This is not the time to fight over ‘poison pills’

In an ordinary April, Corporate America would now be gearing up for proxy season, preparing for annual meetings and arguing with activist investors over strategy. Instead, companies find themselves on the front lines of the coronavirus crisis, facing difficult choices about how best to protect workers, investors, and their businesses from the virus and its fallout.
Among the issues normally debated at spring shareholder meetings is the use of anti-takeover measures that critics say make it harder for activist investors to hold management accountable, or to push management to shift strategic direction. Supporters of these measures say that they are necessary because they allow firms to make long-term investments.
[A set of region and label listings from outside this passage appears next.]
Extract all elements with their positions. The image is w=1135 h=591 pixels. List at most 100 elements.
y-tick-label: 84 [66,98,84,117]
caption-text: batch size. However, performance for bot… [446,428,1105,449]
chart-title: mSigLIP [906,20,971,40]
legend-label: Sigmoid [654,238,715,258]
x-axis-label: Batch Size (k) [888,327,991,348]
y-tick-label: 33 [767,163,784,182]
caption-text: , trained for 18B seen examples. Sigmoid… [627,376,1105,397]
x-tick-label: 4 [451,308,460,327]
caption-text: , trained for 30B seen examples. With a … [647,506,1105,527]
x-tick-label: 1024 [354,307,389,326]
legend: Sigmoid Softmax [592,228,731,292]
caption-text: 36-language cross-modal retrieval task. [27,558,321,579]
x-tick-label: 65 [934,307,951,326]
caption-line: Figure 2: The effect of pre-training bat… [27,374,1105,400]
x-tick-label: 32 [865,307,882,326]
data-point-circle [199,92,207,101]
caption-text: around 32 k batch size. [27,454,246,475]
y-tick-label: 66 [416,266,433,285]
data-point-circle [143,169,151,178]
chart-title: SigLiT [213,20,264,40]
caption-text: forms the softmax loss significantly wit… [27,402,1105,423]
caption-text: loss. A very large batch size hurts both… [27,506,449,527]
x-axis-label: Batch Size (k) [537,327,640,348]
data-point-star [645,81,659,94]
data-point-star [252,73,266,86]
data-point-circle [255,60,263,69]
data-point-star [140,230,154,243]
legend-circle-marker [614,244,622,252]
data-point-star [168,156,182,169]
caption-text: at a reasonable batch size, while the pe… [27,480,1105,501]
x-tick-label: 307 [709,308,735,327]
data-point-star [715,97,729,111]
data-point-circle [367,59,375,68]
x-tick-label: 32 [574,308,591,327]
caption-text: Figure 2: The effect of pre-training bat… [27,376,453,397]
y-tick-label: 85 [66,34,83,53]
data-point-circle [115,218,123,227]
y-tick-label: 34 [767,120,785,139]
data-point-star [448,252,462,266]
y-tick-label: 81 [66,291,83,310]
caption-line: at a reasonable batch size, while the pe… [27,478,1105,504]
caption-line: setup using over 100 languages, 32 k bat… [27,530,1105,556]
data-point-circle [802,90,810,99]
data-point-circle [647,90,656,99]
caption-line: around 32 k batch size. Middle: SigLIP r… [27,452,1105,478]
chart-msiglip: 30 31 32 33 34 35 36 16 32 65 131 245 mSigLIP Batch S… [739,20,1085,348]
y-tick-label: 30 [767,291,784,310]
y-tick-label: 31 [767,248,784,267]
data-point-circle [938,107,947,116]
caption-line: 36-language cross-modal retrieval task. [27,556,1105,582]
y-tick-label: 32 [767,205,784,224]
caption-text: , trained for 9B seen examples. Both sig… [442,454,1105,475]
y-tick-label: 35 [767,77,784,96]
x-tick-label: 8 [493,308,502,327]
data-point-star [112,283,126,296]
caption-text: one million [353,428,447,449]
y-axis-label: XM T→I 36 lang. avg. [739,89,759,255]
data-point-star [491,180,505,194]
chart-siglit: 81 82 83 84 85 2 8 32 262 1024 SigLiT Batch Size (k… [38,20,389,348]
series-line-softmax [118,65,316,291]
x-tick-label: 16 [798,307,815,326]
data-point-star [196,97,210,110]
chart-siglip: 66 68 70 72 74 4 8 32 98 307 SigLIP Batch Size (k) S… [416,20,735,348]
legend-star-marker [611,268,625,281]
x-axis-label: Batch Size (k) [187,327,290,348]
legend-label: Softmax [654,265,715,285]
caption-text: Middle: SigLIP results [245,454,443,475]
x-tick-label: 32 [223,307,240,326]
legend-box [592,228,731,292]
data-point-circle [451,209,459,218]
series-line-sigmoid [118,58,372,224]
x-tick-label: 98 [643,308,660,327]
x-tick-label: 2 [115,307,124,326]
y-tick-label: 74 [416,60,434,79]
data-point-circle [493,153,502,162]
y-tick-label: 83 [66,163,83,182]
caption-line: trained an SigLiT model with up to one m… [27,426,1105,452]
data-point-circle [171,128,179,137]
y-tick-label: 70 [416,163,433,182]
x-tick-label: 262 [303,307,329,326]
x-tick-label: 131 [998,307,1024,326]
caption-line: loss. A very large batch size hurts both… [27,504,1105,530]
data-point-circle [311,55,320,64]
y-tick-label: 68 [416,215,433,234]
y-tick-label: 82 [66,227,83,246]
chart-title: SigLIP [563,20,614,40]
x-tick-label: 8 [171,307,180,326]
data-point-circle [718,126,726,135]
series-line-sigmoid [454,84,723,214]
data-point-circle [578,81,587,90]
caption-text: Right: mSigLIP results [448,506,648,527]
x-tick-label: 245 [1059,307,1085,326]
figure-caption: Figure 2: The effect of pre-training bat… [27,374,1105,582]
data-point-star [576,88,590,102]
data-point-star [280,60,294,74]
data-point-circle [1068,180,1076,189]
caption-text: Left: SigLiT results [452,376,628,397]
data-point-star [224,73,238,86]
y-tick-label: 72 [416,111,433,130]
Those debates have been hard-fought for years, and there are ordinarily strong arguments for and against limiting these defensive measures. But whatever one’s view of them, everyone should recognise that this is no ordinary moment. Management needs flexibility now to take the extraordinary actions required by this crisis.
Anti-takeover measures, including the “poison pill” shareholder-rights plan, protect management from outside pressure by limiting the stakes that any given investor can acquire. This insulates the company, to some degree, from the “market for corporate control” and from election contests brought by activists. America’s largest investors have typically been skeptical of the use of defenses because of a concern that they will shield management from accountability to investors. Indeed, the two dominant firms advising shareholders how to vote in corporate elections have long recommended voting against all members of a board that adopts takeover defenses without the approval of shareholders before or shortly after the fact.
Investor skepticism about takeover defenses is understandable. Although the empirical evidence is far from conclusive, the unilateral adoption of such measures poses the risk of entrenching underperforming insiders, even as it carries the potential of encouraging firms to make long-term investments. The debate won’t be resolved anytime soon — but it needs to be left for another time. Management’s immediate focus must be battling the virus, not engaging in proxy fights.
Corporate managers will soon have to make enormously consequential decisions for millions of Americans in the face of unprecedented uncertainty. Should companies conserve cash by laying off workers, especially in industries where a return to full productivity seems especially far off? Or should they follow the examples of Starbucks Corp and Paypal Holdings Inc, which have assured employees of future paychecks despite the devastating effects of the crisis on their business? Some manufacturers may even need to pivot to producing personal protective equipment at great short-term cost to the companies and their investors. Crucial decisions like these must be made quickly — and managers should be free to make them without worrying that they will soon find an activist on their doorstep demanding answers. Even some activist investors seem to agree. Many have voluntarily walked away from planned attacks, or pursued constructive and friendly settlements with target-company boards. But not all activists have said they will take this approach. That’s why some boards have recently announced the adoption of takeover defenses in the midst of the crisis even though, under institutional investors’ current policies, that could put directors’ jobs at risk.
Giving companies the space they need to manage this crisis will require leadership from institutional investors. In particular, proxy-advisory firms such as Institutional Shareholder Services and Glass Lewis that have spearheaded investor skepticism over takeover defenses should suspend their anti-poison pill policies for the duration of the crisis and make clear that they will give companies the case-by-case consideration that this moment requires.